Thursday, May 23, 2013

Family Relations May 20th-24th

This week in Family Relations we had the opportunity to read an article entitled, Sisters Give Siblings Better Mental Health. In this article a study was done on the positive effects of having a sister either younger or older. Having a sister increased the feelings of love and placement in the family. This is especially close to me because I have one younger sister and no brothers. Even though I am the oldest, I have always felt comfort through my sister. She has always been there for me and we have a very strong support system between the two of us. My sister is my best friend and to me this study make a lot of sense, because without my sister I would not feel as loved or needed.
We also touched on men and women being an opposite sex. The question was asked in class, are boys and girls born different? And is our behavior innate or cultural?
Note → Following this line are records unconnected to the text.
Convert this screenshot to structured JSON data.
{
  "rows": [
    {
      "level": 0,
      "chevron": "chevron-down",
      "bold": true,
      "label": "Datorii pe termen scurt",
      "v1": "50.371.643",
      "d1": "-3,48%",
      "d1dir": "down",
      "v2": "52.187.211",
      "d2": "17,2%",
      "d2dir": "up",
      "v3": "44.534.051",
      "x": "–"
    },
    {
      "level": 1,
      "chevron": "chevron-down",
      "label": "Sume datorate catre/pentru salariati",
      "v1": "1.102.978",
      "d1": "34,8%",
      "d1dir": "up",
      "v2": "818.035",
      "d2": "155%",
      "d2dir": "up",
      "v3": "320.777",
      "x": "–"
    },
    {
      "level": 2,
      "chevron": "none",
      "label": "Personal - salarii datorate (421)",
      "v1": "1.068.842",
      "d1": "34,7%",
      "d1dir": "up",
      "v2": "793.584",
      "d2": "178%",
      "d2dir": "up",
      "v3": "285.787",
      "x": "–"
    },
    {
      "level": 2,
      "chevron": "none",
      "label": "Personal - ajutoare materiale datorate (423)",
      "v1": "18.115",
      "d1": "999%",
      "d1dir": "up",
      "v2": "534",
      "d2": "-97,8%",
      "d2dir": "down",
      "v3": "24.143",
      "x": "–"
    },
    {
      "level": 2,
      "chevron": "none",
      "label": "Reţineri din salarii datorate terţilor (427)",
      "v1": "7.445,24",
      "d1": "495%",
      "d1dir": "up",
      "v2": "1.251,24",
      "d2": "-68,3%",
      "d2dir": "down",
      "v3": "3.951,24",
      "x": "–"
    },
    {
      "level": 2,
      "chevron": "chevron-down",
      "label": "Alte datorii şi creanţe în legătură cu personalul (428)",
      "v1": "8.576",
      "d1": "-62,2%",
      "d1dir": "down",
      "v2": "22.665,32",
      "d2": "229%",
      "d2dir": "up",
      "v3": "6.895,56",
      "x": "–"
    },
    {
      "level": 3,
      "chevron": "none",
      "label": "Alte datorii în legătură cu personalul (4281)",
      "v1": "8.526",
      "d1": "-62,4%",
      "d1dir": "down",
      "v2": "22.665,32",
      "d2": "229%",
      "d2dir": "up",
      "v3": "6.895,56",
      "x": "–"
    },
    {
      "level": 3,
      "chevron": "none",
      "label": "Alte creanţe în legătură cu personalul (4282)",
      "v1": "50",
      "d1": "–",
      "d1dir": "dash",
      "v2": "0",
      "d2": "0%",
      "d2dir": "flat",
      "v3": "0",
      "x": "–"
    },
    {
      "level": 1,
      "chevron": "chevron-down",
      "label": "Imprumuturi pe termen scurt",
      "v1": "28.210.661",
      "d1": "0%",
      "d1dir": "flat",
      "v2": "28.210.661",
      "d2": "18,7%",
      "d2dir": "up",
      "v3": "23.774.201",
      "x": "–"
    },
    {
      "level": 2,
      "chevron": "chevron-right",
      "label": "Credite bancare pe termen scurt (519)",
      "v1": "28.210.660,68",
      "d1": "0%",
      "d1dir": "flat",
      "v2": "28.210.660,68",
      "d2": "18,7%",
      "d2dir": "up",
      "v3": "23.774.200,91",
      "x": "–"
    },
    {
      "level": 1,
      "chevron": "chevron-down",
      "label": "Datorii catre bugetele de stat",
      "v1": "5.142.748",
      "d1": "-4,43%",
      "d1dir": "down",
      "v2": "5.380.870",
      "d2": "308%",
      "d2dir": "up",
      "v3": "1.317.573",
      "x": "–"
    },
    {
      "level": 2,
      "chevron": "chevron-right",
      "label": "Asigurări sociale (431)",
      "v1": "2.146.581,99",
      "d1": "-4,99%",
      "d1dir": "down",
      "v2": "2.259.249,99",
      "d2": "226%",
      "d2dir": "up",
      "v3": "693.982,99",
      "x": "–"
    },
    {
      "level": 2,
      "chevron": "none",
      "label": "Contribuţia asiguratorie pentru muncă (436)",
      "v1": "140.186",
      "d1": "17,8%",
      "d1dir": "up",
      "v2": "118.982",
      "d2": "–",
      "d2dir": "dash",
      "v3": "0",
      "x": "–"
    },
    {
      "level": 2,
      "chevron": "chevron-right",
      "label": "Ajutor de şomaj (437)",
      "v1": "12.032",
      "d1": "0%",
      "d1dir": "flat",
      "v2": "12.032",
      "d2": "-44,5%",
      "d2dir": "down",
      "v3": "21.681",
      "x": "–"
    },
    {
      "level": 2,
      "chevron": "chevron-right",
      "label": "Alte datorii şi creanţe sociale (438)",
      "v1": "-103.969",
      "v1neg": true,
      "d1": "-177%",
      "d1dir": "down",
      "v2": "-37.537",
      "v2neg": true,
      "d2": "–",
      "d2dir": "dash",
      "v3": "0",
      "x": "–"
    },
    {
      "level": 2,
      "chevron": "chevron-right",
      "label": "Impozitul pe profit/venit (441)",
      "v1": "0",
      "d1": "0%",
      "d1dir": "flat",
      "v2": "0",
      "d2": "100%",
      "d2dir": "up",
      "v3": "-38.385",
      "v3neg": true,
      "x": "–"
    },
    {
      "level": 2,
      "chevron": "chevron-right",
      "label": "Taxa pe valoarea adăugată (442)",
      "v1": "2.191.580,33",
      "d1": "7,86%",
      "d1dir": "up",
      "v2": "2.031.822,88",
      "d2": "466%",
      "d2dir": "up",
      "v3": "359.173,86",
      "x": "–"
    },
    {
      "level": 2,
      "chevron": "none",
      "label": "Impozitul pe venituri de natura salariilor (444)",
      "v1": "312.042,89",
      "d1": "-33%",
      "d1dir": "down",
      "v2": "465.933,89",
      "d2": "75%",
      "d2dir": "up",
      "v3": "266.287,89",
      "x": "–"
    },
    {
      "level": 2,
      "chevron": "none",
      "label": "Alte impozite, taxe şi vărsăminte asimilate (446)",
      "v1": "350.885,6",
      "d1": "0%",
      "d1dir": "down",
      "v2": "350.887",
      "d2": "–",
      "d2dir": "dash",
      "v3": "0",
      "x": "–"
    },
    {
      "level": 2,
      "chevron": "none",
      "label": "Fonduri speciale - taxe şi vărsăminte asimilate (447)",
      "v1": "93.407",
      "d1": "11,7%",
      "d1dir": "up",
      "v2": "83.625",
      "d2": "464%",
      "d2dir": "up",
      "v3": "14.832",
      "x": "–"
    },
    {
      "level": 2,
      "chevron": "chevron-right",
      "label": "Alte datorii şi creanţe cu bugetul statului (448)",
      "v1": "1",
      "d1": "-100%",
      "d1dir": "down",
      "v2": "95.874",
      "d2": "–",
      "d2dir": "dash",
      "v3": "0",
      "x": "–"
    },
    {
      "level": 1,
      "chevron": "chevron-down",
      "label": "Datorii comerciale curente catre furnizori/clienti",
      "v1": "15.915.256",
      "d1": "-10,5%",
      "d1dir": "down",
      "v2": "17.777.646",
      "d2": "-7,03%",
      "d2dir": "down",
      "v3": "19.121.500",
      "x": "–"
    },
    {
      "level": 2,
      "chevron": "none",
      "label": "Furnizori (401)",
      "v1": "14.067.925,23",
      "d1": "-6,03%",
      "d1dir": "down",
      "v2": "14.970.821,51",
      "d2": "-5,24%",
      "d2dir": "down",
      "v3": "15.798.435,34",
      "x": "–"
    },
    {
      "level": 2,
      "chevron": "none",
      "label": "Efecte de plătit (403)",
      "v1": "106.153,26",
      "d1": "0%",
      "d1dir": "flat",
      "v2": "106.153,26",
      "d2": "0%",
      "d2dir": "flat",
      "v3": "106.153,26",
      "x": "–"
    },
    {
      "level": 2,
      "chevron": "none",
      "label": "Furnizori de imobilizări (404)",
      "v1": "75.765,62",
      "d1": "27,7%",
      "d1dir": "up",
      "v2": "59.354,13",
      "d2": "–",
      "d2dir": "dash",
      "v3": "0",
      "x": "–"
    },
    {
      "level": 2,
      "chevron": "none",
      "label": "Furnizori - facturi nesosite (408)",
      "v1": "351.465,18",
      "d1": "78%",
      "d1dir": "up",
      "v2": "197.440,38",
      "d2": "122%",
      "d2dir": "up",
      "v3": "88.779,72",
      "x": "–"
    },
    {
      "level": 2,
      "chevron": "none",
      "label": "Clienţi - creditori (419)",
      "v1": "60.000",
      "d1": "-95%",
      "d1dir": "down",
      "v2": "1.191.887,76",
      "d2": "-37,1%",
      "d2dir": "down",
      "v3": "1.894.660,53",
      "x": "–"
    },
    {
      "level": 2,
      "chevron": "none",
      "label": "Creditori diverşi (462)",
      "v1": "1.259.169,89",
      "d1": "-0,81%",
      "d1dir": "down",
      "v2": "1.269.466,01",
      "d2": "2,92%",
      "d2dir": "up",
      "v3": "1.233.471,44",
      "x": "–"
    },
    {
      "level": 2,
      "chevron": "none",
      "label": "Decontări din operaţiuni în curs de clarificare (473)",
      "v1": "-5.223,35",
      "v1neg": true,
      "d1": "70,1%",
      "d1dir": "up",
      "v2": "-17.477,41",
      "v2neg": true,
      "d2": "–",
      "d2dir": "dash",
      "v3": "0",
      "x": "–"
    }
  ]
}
I believe that people are equal in the sense that we should all have the same opportunities, but we need to realize that not every person is the same.

Thursday, May 16, 2013

Family Relations May13h-17th

This week in Family Relations we were able to discuss diversity in families. We discussed how easily it can be to judge someone when they fit into a certain class system. Our class watched a YouTube video called "Tammy's Story." Tammy was a single mother of two young sons, much like my mother only with two daughters. Tammy lived in a trailer and did not have a vehicle. Money was tight but Tammy did everything she could to provide for her family. Tammy walked 10 1/2 miles to work every day and knew that her circumstances were not perfect, but she was doing all she knew how to do. Tammy's sons were embarrassed of her and her oldest son even acted like he was better and higher up in class than the rest of his family. I think that everyone is trying to conform to the ways of the world. Everyone is trying to constantly seek attention and gain approval from each other, especially from those of a higher class. Your family can be the most important part in your life, through family love and support you can reach your full potential. There are many cultural differences, but our differences make us important and allow us to succeed.